It’s a long, sordid story, but the moral is simple: Beware what you ask for — you might get it!
A little background: Back in 2007, I was so happy. The Presidential Management Fellowship program office “popped the cap”—they allowed universities to nominate an unlimited number of graduating students for the prestigious PMF program. Previously, we were only allowed to nominate 10% of our graduates, which meant we had a competition for these precious spots. But with this change I could nominate everyone! Our group of MPA/MPP career advisors had asked for this program change more than once, and we finally got it! However, since nobody had to vouch for their school’s nominees or even affirm that the nominees were interested in public service, applications grew exponentially, and OPM became overwhelmed.
Then came the recession, with its huge negative impact on law firm positions for law school graduates. So law school (and other non-MPA) nominees increased by leaps and bounds. More applications meant more overwhelming. To streamline the process, OPM added an online assessment. Then they eliminated the in-person assessment. None of these changes were resulting in the selection of the best future federal government managers and leaders, although I’m guessing the process was more inclusive.
In response to a ruling by the Merit Systems Protection Board in 2010, the PMF program underwent tremendous changes again and became a part of the “Pathways” programs designed for students and recent graduates. The Pathways menu includes internships, a two-year Recent Graduates program and the PMF. While this hiring authority was created in 2011, very few agencies use the Recent Graduates program—today, USAJOBS lists 102 Pathways positions, and 56 of them are in Department of Defense.
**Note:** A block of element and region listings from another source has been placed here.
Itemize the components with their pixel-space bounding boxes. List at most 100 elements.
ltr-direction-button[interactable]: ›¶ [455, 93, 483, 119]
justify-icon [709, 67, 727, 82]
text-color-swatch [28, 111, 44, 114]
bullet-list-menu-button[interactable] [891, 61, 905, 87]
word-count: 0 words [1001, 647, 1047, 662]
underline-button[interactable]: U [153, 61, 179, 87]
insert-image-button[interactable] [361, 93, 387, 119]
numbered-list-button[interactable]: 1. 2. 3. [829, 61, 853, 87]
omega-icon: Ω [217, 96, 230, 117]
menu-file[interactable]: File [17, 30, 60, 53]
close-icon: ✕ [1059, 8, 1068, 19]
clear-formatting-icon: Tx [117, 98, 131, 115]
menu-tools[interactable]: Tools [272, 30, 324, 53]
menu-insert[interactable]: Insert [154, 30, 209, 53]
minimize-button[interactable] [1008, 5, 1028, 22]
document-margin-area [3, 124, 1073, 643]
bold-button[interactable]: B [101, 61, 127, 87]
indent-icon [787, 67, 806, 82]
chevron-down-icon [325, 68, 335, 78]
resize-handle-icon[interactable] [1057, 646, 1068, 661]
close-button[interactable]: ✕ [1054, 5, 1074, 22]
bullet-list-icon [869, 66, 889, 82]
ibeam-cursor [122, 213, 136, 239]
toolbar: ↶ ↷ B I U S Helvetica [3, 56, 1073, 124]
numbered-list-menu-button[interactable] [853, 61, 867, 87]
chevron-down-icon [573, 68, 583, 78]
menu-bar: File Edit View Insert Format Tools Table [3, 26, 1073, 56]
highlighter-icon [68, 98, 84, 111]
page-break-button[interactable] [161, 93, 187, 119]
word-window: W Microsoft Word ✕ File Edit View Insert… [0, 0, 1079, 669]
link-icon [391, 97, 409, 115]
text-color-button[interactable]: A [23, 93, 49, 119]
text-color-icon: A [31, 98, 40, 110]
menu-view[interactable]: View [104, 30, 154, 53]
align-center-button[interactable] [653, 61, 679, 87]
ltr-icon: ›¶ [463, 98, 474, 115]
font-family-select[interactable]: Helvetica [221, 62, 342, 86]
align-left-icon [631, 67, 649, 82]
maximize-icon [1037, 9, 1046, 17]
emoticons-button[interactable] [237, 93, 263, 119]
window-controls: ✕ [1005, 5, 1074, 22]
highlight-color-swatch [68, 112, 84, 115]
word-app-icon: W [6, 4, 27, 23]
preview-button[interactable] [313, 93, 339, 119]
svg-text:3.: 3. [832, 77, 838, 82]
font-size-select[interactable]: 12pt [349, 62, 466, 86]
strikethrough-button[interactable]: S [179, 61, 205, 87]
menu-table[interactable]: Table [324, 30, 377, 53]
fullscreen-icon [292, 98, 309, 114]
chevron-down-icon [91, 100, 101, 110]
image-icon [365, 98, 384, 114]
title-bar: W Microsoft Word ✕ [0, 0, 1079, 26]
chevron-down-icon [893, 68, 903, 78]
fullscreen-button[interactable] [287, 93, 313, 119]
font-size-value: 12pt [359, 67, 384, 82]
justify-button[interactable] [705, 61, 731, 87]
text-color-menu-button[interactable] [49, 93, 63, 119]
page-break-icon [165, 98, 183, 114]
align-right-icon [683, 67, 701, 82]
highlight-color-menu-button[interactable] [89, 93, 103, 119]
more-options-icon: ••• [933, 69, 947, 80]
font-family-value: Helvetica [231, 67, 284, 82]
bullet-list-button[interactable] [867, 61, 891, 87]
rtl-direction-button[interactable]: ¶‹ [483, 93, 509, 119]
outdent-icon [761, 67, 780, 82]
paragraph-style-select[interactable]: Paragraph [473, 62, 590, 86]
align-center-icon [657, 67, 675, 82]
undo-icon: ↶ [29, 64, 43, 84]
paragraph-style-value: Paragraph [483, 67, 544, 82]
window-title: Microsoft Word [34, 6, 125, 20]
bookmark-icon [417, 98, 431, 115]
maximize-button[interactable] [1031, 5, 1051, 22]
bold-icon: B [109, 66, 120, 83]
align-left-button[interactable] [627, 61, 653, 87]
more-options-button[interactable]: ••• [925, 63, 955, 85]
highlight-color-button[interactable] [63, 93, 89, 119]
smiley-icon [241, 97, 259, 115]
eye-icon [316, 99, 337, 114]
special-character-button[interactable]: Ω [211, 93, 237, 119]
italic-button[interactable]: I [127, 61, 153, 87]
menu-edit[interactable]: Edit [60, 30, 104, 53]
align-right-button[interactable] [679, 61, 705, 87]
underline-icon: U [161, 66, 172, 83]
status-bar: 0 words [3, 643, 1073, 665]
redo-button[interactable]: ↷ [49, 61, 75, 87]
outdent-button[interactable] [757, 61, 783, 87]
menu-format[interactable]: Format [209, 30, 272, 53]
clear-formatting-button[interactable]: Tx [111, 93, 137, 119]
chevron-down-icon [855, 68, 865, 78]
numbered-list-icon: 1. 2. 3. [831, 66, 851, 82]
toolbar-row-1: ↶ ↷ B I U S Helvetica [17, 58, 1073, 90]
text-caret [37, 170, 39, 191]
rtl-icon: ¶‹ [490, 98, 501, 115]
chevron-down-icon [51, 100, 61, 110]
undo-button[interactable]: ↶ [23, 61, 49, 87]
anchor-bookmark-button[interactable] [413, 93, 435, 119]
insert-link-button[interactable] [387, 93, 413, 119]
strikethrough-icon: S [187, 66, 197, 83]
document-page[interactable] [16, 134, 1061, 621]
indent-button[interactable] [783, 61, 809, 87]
The “new” PMF program is now open to all applicants who have graduated from an advanced degree program within two years of the vacancy announcement date. From 2,000 applications to 12,000, with no university staff or faculty screening the applications for quality.
The result for me has been that while many of our students still apply to the PMF, knowing it’s one of the only chances to get into federal service, they no longer feel it’s prestigious. Instead, the PMF has become a long-shot random chance opportunity with a screening exam that can’t identify folks who we know are great potential leaders and managers.
This year, none of our applicants with prior federal service made it into the interview round (except our veterans). A couple of years ago, a career director colleague at another university was completing a PhD and applied, but he didn’t even get an interview. Anecdotal evidence also reveals that agencies are listing fewer PMF positions—partly a function of overall hiring freezes and partly a lack of willingness to pay for the privilege of hiring a PMF.
In no way do I mean to disparage those students selected as PMF finalists. There are many more qualified applicants than there are positions available, and qualified folks are selected. But given the reduced number of available positions, I have two options to recommend to OPM that might make more room for these great public servants.
Option 1: overhaul the PMF program into a slightly larger and more general pool of pre-qualified applicants each year, with possible sub-pools for attorneys, STEM, or other categories. When an agency needs a new entry-level staff person, they could draw from this pool and pay a small fee to OPM. Make the program transparent so students can see the preference points and make an informed decision about whether to apply. Finalists would have special status for federal positions, but would also continue looking for jobs in other sectors.
Option Two: return to the good old days, where universities had to evaluate and nominate a limited number of their best students. I’m sorry I asked to be excused from this task in the first place!